Improving QAOA to find approximate QUBO solutions in O(1) shots

TL;DR

These results provide the first systematic evidence that fpQAOA can achieve scalable approximate performance with polynomial-depth circuits, and remove any single component of the scheme restores exponential growth in the number of required shots.

Abstract

We study a modified fixed-point version of the Quantum Approximate Optimization Algorithm (fpQAOA), in which parameters are trained on small instances and transferred to larger problems. Our scheme combines three key ingredients: (i) targeting approximate rather than exact solutions through the success probability at a prescribed approximation ratio (AR), (ii) scaling the circuit depth linearly with the problem size using a two-parameter sin-cos angle encoding, and (iii) normalizing QUBO Hamiltonians by their Frobenius norm. Across several ensembles of random QUBO instances, we observe that these modifications yield a non-increasing (and often decreasing) median number of quantum circuit runs ("shots") required to achieve AR $α=0.95$, while the per-shot complexity remains polynomial. Extrapolation indicates an effectively constant $O(1)$ sampling complexity under this combined fpQAOA construction. Strikingly, removing any single component of the scheme restores exponential growth in the number of required shots, highlighting the synergistic nature of the three modifications. Our results provide the first systematic evidence that fpQAOA can achieve scalable approximate performance with polynomial-depth circuits.

Figures (4)

• Figure 1: Schematic overview of the three modifications introduced in our fpQAOA scheme. (M1) Approximate solutions are accepted based on an AR threshold $\alpha$. (M2) The circuit depth is scaled with problem size ($p=n$). (M3) QUBO instances are normalized by the Frobenius norm. Combined with a low-dimensional Fourier encoding of angles and a fixed-point training procedure that transfers parameters from small to large instances, these ingredients change the sampling complexity from exponential scaling (blue) to an effectively constant $O(1)$ behavior (orange).
• Figure 2: Empirical sampling complexity of fpQAOA trained on 200 $n=6$ instances with sin–-cos encoding, Frobenius normalization, and depth scaling $p=n$. For each problem size $n$, 1000 test instances are generated. (a) Weighted MaxCut problem. (b) Sherrington--Kirkpatrick Hamiltonian minimization problem.

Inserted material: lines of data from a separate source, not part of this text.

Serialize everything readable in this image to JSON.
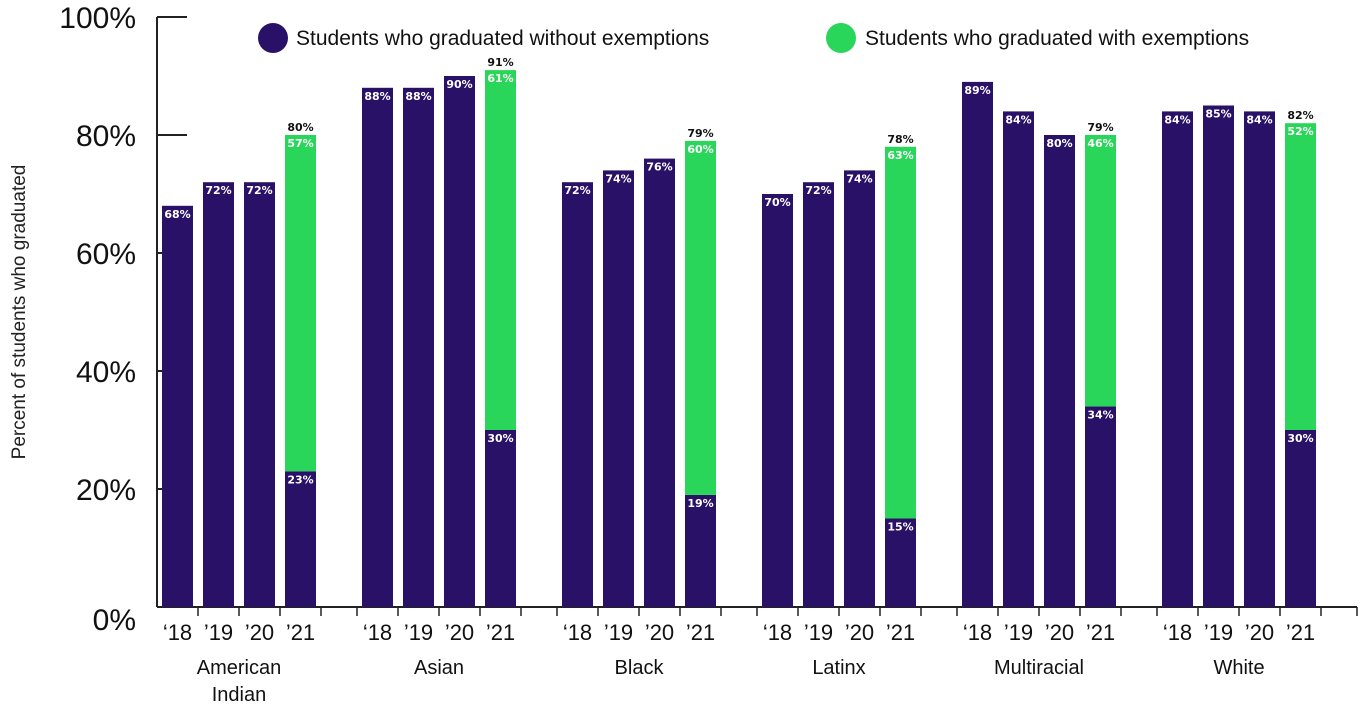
{
  "chart_data": {
    "type": "bar",
    "stacked": true,
    "ylabel": "Percent of students who graduated",
    "ylim": [
      0,
      100
    ],
    "yticks": [
      "0%",
      "20%",
      "40%",
      "60%",
      "80%",
      "100%"
    ],
    "legend_position": "top",
    "series": [
      {
        "name": "Students who graduated without exemptions",
        "color": "#2a1168"
      },
      {
        "name": "Students who graduated with exemptions",
        "color": "#29d65a"
      }
    ],
    "groups": [
      {
        "label": "American Indian",
        "label_lines": [
          "American",
          "Indian"
        ],
        "bars": [
          {
            "year": "‘18",
            "without": 68,
            "without_label": "68%"
          },
          {
            "year": "’19",
            "without": 72,
            "without_label": "72%"
          },
          {
            "year": "’20",
            "without": 72,
            "without_label": "72%"
          },
          {
            "year": "’21",
            "without": 23,
            "without_label": "23%",
            "with": 57,
            "with_label": "57%",
            "total_label": "80%"
          }
        ]
      },
      {
        "label": "Asian",
        "label_lines": [
          "Asian"
        ],
        "bars": [
          {
            "year": "‘18",
            "without": 88,
            "without_label": "88%"
          },
          {
            "year": "’19",
            "without": 88,
            "without_label": "88%"
          },
          {
            "year": "’20",
            "without": 90,
            "without_label": "90%"
          },
          {
            "year": "’21",
            "without": 30,
            "without_label": "30%",
            "with": 61,
            "with_label": "61%",
            "total_label": "91%"
          }
        ]
      },
      {
        "label": "Black",
        "label_lines": [
          "Black"
        ],
        "bars": [
          {
            "year": "‘18",
            "without": 72,
            "without_label": "72%"
          },
          {
            "year": "’19",
            "without": 74,
            "without_label": "74%"
          },
          {
            "year": "’20",
            "without": 76,
            "without_label": "76%"
          },
          {
            "year": "’21",
            "without": 19,
            "without_label": "19%",
            "with": 60,
            "with_label": "60%",
            "total_label": "79%"
          }
        ]
      },
      {
        "label": "Latinx",
        "label_lines": [
          "Latinx"
        ],
        "bars": [
          {
            "year": "‘18",
            "without": 70,
            "without_label": "70%"
          },
          {
            "year": "’19",
            "without": 72,
            "without_label": "72%"
          },
          {
            "year": "’20",
            "without": 74,
            "without_label": "74%"
          },
          {
            "year": "’21",
            "without": 15,
            "without_label": "15%",
            "with": 63,
            "with_label": "63%",
            "total_label": "78%"
          }
        ]
      },
      {
        "label": "Multiracial",
        "label_lines": [
          "Multiracial"
        ],
        "bars": [
          {
            "year": "‘18",
            "without": 89,
            "without_label": "89%"
          },
          {
            "year": "’19",
            "without": 84,
            "without_label": "84%"
          },
          {
            "year": "’20",
            "without": 80,
            "without_label": "80%"
          },
          {
            "year": "’21",
            "without": 34,
            "without_label": "34%",
            "with": 46,
            "with_label": "46%",
            "total_label": "79%"
          }
        ]
      },
      {
        "label": "White",
        "label_lines": [
          "White"
        ],
        "bars": [
          {
            "year": "‘18",
            "without": 84,
            "without_label": "84%"
          },
          {
            "year": "’19",
            "without": 85,
            "without_label": "85%"
          },
          {
            "year": "’20",
            "without": 84,
            "without_label": "84%"
          },
          {
            "year": "’21",
            "without": 30,
            "without_label": "30%",
            "with": 52,
            "with_label": "52%",
            "total_label": "82%"
          }
        ]
      }
    ]
  }
}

Orange dashed line: median; blue boxes: Q1–Q3 interquartile range (25%–75%); "error bars": 1st and 99th percentiles; red dots: outliers.
• Figure 3: Comparison of the scaling of median STS values for fpQAOA at $\alpha=0.95$, with all modifications enabled (same curves as in Fig. \ref{['fig:main_res']}) and with one modification (M1, M2, or M3) removed. The complexity of brute-force search is included as a baseline. Exponential fits are shown in brackets when applicable. (a) Weighted MaxCut problem. (b) Sherrington--Kirkpatrick Hamiltonian minimization problem.
• Figure 4: Behavior of median STS values for different ARs $\alpha$, including $\alpha=0.95$ (considered in Fig. \ref{['fig:main_res']}) and $\alpha=1$ (considered in Fig. \ref{['fig:fp-comparison']}). (a) Weighted MaxCut problem. (b) Sherrington--Kirkpatrick Hamiltonian minimization problem.